Mechanistic insights into the axon degeneration program highlight a number of potential therapeutic targets (Figure 1). As the central executioner of axon degeneration, SARM1 is a particularly attractive target. The identification of SARM1 as an NADase enzyme suggests that inhibitors of enzymatic function could block axon degeneration. Selective inhibitors have been developed for other families of NADases[36,74], and so SARM1 is likely a druggable target. In addition to small molecule inhibitors, Geisler et al. recently developed a very potent dominant negative version of SARM1 that blocks the activation of wild type SARM1 and so protects axons[24]. Gene therapy using AAV-mediated delivery of this SARM1 dominant negative in the mouse provided long-lasting axonal protection following axotomy, the strongest known trigger of axon degeneration.
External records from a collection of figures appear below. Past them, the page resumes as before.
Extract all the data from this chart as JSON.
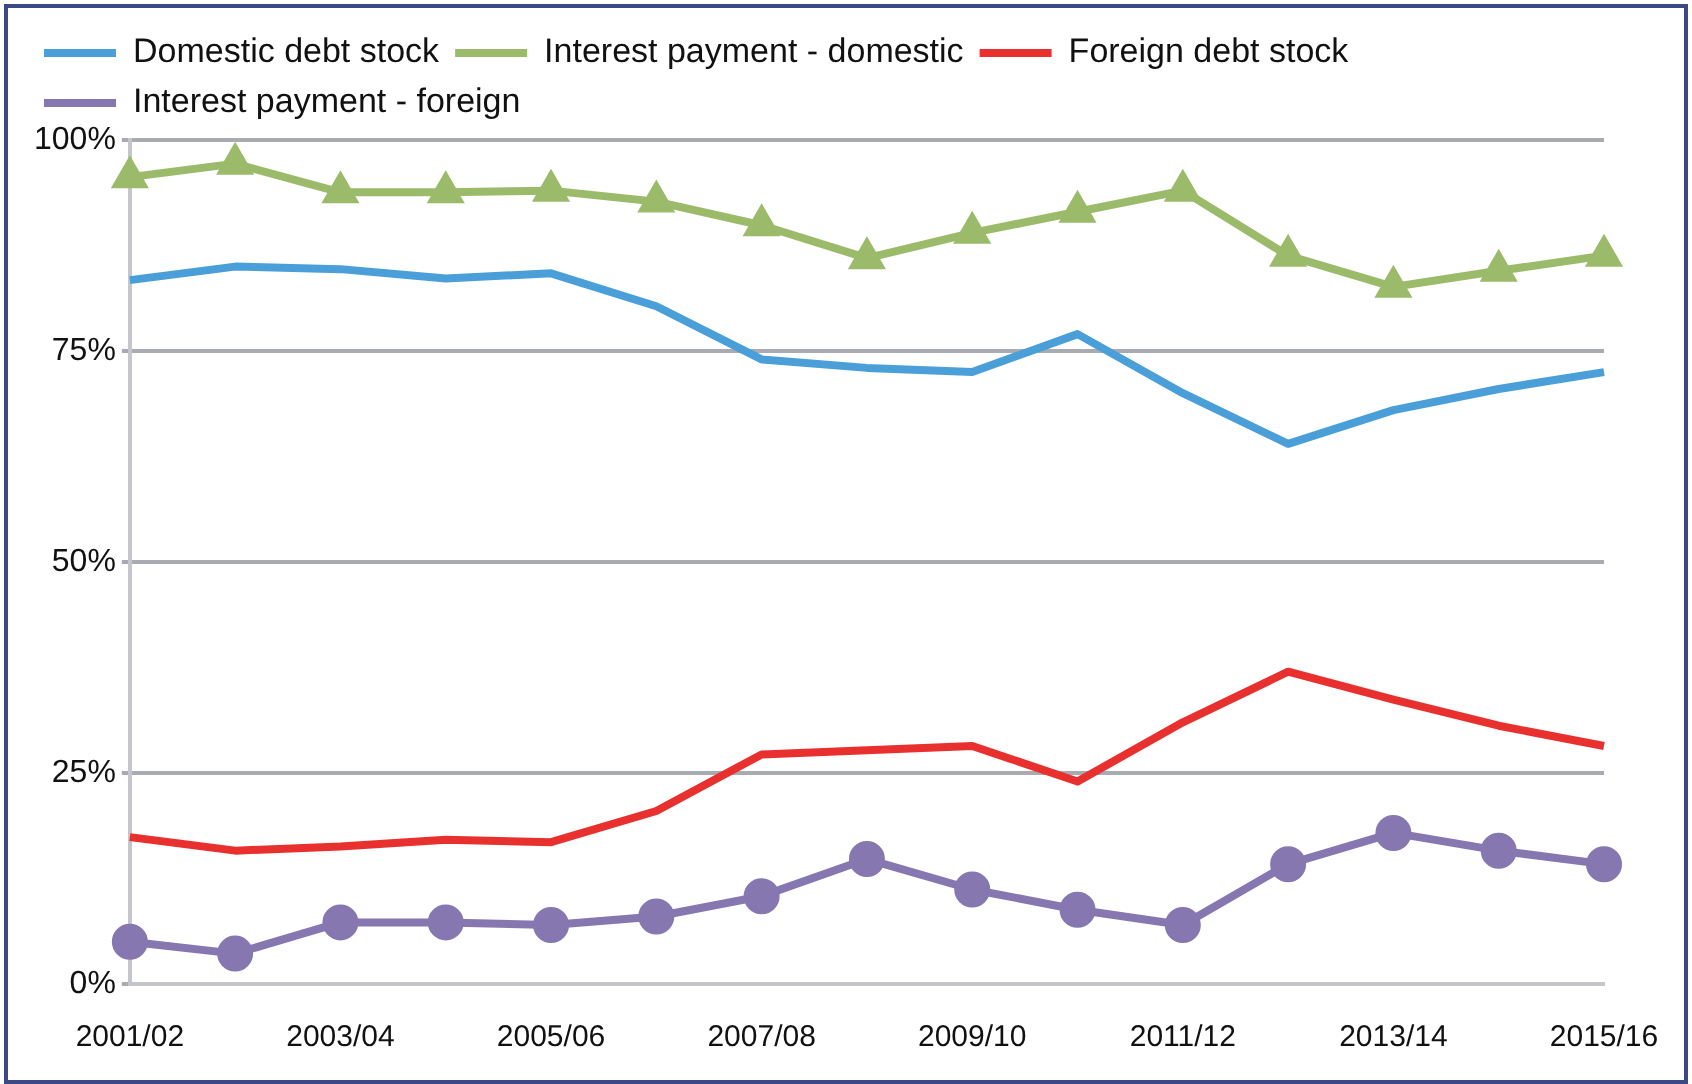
{
  "chart_data": {
    "type": "line",
    "categories": [
      "2001/02",
      null,
      "2003/04",
      null,
      "2005/06",
      null,
      "2007/08",
      null,
      "2009/10",
      null,
      "2011/12",
      null,
      "2013/14",
      null,
      "2015/16"
    ],
    "series": [
      {
        "name": "Domestic debt stock",
        "color": "#4a9fd8",
        "marker": "none",
        "values": [
          83.4,
          85,
          84.7,
          83.6,
          84.2,
          80.3,
          74,
          73,
          72.5,
          77,
          70,
          64,
          68,
          70.5,
          72.5
        ]
      },
      {
        "name": "Interest payment - domestic",
        "color": "#9bbb6b",
        "marker": "triangle",
        "values": [
          95.6,
          97.2,
          93.8,
          93.8,
          94,
          92.7,
          89.9,
          86,
          89,
          91.5,
          94,
          86.3,
          82.6,
          84.5,
          86.3
        ]
      },
      {
        "name": "Foreign debt stock",
        "color": "#e8312f",
        "marker": "none",
        "values": [
          17.4,
          15.8,
          16.3,
          17.1,
          16.8,
          20.5,
          27.2,
          27.7,
          28.2,
          24,
          31,
          37,
          33.7,
          30.6,
          28.2
        ]
      },
      {
        "name": "Interest payment - foreign",
        "color": "#8677b0",
        "marker": "circle",
        "values": [
          5,
          3.6,
          7.3,
          7.3,
          7,
          8,
          10.4,
          14.8,
          11.2,
          8.8,
          7,
          14.2,
          17.9,
          15.8,
          14.2
        ]
      }
    ],
    "ylim": [
      0,
      100
    ],
    "yticks": [
      {
        "value": 0,
        "label": "0%"
      },
      {
        "value": 25,
        "label": "25%"
      },
      {
        "value": 50,
        "label": "50%"
      },
      {
        "value": 75,
        "label": "75%"
      },
      {
        "value": 100,
        "label": "100%"
      }
    ],
    "grid": "y",
    "legend": "top"
  }
}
An alternative to blocking SARM1-mediated NAD+ destruction is to compensate for the loss of NAD+ by boosting its biosynthesis. In cultured neuron models, NAD+ precursors can provide some axon protection[35,48]. These NAD+ precursors are natural products that are considered safe by the FDA, and there is great interest in their potential value for treating or preventing a variety of diseases[75]. In addition to directly targeting SARM1, therapies could also target upstream pathways regulating SARM1. There are efforts to develop drugs that can boost the function or expression of NMNAT2[1]. Targeting the degradation of NMNAT2 is another alternative. Potent inhibitors of DLK/LZK have been developed that block MAPK-dependent neuronal cell death. These inhibitors are being investigated as treatments for neurodegenerative disease of the central nervous system[34,45]. The effect of DLK/LZK inhibitors on NMNAT2 levels suggests that they could be useful for inhibiting the axon loss in peripheral neuropathies. Finally, inhibiting the Phr1 ligase would in theory also boost NMNAT2 levels, however ubiquitin ligases are poor drug targets. While there are great challenges ahead before treatments to block axon degeneration are a reality, the tremendous progress in understanding the fundamental mechanism of axon degeneration has identified a series of exciting druggable targets.
Conclusion
Peripheral neuropathies are the most common form of neurodegenerative disease and are an important cause of chronic pain. Axon degeneration is a central component of many peripheral neuropathies, and studies in animal models demonstrate that blocking axon degeneration can prevent the development of peripheral neuropathy. Recent studies have identified the molecular mechanism driving axon loss, highlighting the central role for SARM1 as an injury-inducible NADase that triggers axon loss. Dissection of the mechanism-of-action of SARM1 and its upstream regulators have identified a number of druggable targets in the pathway. This tremendous mechanistic progress raises hopes that therapies will be developed to halt axon degeneration for the prevention and treatment of peripheral neuropathy and other diseases of axon loss.
Acknowledgements
This work was supported by funds from the National Institutes of Health RO1-CA219866 and RO1-NS087632. Conflict of interest: A.D. is a co-founder, member of the scientific advisory board, and stockholder of and receives financial compensation from Disarm Therapeutics.